San Diego

Debate Over HOA's License Plate Reading Camera Divides Neighborhood

A Carmel Valley neighborhood is using a high-tech tool to keep the community safe, but a civil liberties non-profit organization and even some residents say the tool infringes on privacy.

The new tool is a solar-powered, WiFi-connected camera that reads the license plate of every vehicle that leaves the Torrey View neighborhood. There’s a sign on the gate that says, "Notice: 24/7 video recording."

One neighbor has already sent a surveillance image to police.

Lou Kaplan said he watched a home invasion suspect flee his neighbor’s home on Friday, but the HOA was able to send a picture of the car the suspect got away in to the San Diego Police Department.

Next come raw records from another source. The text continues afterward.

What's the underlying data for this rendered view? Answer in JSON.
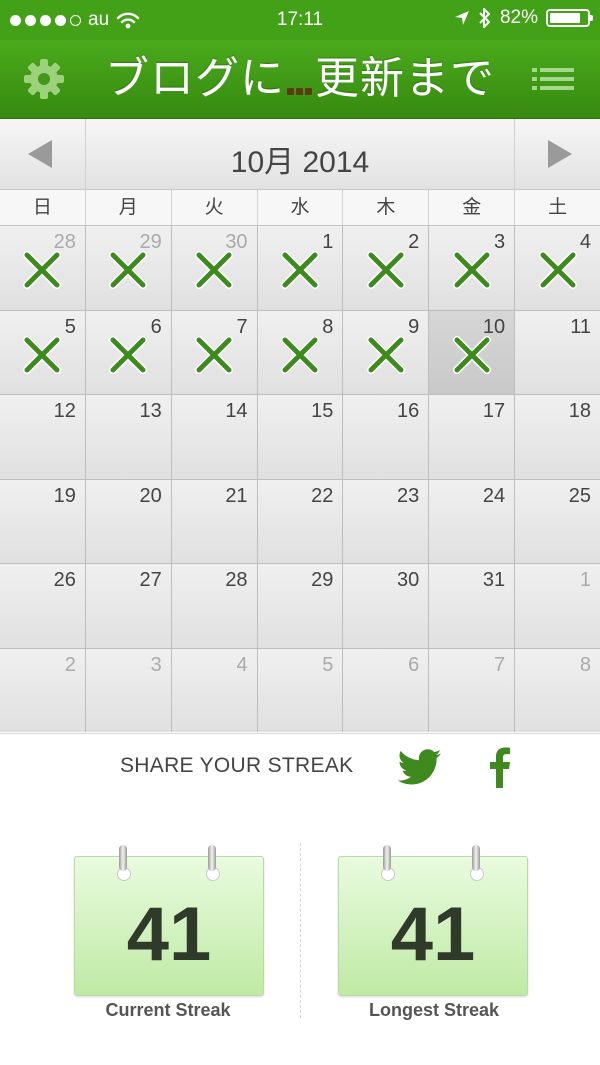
{
  "status": {
    "carrier": "au",
    "time": "17:11",
    "battery_percent": "82%",
    "battery_level": 0.82,
    "signal_bars_filled": 4,
    "signal_bars_total": 5
  },
  "nav": {
    "title_part1": "ブログに",
    "title_part2": "更新まで",
    "left_icon": "gear-icon",
    "right_icon": "menu-icon"
  },
  "calendar": {
    "month_title": "10月 2014",
    "weekdays": [
      "日",
      "月",
      "火",
      "水",
      "木",
      "金",
      "土"
    ],
    "today": "10",
    "days": [
      {
        "n": "28",
        "other": true,
        "x": true
      },
      {
        "n": "29",
        "other": true,
        "x": true
      },
      {
        "n": "30",
        "other": true,
        "x": true
      },
      {
        "n": "1",
        "other": false,
        "x": true
      },
      {
        "n": "2",
        "other": false,
        "x": true
      },
      {
        "n": "3",
        "other": false,
        "x": true
      },
      {
        "n": "4",
        "other": false,
        "x": true
      },
      {
        "n": "5",
        "other": false,
        "x": true
      },
      {
        "n": "6",
        "other": false,
        "x": true
      },
      {
        "n": "7",
        "other": false,
        "x": true
      },
      {
        "n": "8",
        "other": false,
        "x": true
      },
      {
        "n": "9",
        "other": false,
        "x": true
      },
      {
        "n": "10",
        "other": false,
        "x": true,
        "today": true
      },
      {
        "n": "11",
        "other": false,
        "x": false
      },
      {
        "n": "12",
        "other": false,
        "x": false
      },
      {
        "n": "13",
        "other": false,
        "x": false
      },
      {
        "n": "14",
        "other": false,
        "x": false
      },
      {
        "n": "15",
        "other": false,
        "x": false
      },
      {
        "n": "16",
        "other": false,
        "x": false
      },
      {
        "n": "17",
        "other": false,
        "x": false
      },
      {
        "n": "18",
        "other": false,
        "x": false
      },
      {
        "n": "19",
        "other": false,
        "x": false
      },
      {
        "n": "20",
        "other": false,
        "x": false
      },
      {
        "n": "21",
        "other": false,
        "x": false
      },
      {
        "n": "22",
        "other": false,
        "x": false
      },
      {
        "n": "23",
        "other": false,
        "x": false
      },
      {
        "n": "24",
        "other": false,
        "x": false
      },
      {
        "n": "25",
        "other": false,
        "x": false
      },
      {
        "n": "26",
        "other": false,
        "x": false
      },
      {
        "n": "27",
        "other": false,
        "x": false
      },
      {
        "n": "28",
        "other": false,
        "x": false
      },
      {
        "n": "29",
        "other": false,
        "x": false
      },
      {
        "n": "30",
        "other": false,
        "x": false
      },
      {
        "n": "31",
        "other": false,
        "x": false
      },
      {
        "n": "1",
        "other": true,
        "x": false
      },
      {
        "n": "2",
        "other": true,
        "x": false
      },
      {
        "n": "3",
        "other": true,
        "x": false
      },
      {
        "n": "4",
        "other": true,
        "x": false
      },
      {
        "n": "5",
        "other": true,
        "x": false
      },
      {
        "n": "6",
        "other": true,
        "x": false
      },
      {
        "n": "7",
        "other": true,
        "x": false
      },
      {
        "n": "8",
        "other": true,
        "x": false
      }
    ]
  },
  "share": {
    "label": "SHARE YOUR STREAK",
    "icons": [
      "twitter-icon",
      "facebook-icon"
    ]
  },
  "streaks": {
    "current_value": "41",
    "current_label": "Current Streak",
    "longest_value": "41",
    "longest_label": "Longest Streak"
  },
  "colors": {
    "brand_green": "#43a118",
    "mark_green": "#3f8a1e",
    "card_green": "#bfeaa4"
  }
}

Kaplan says the HOA board agreed to install the camera from Flock Safety after a series of break-ins in the community.

He said some people on the board questioned if the camera was ethical, but he said “the reality is people aren’t being photographed. The vehicle is being photographed.”

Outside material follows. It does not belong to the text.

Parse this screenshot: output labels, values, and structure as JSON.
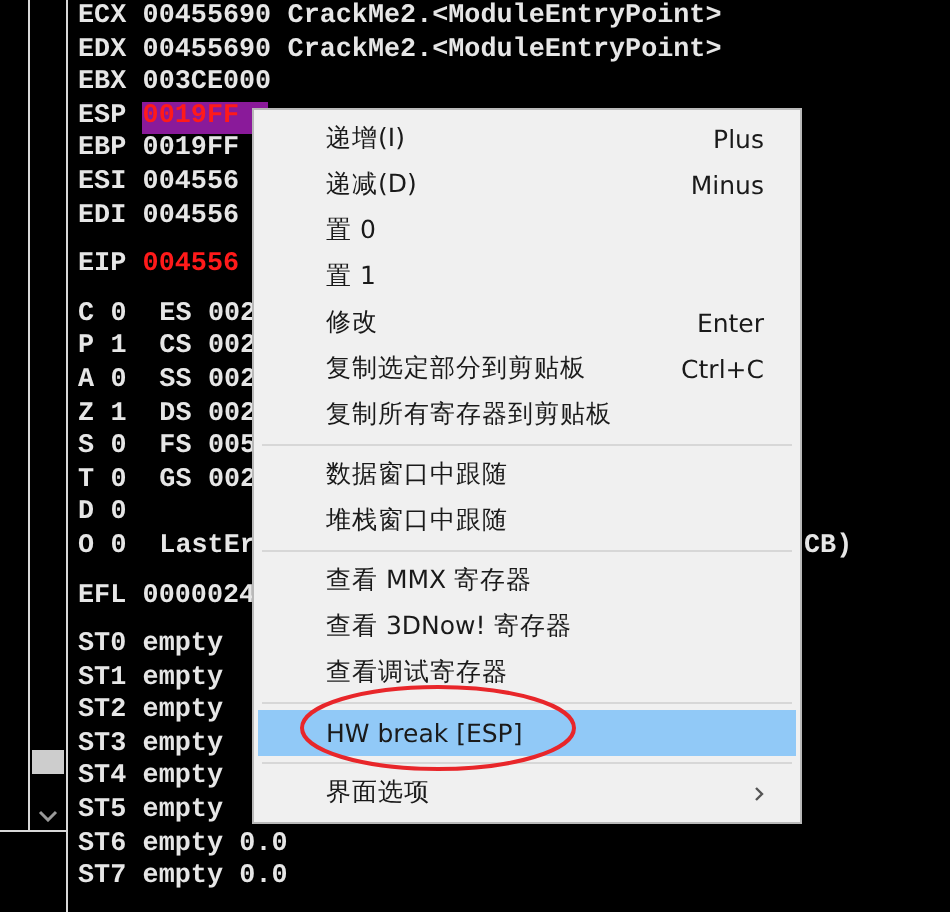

The Electronic Frontier Foundation, a civil liberties non-profit organication focused on digital rights, is not a fan. A spokesman for the organization called the camera a “digital vigilante service” and says hackers could easily access the information it gathers.

A Flock Safety spokesman told NBC 7 that only clients have access to the images and the images are deleted after 30 days.

SDPD said investigators received the license plate image but have not caught the burglar yet. A department spokesperson says video evidence, especially license plates, are valuable tools during investigations.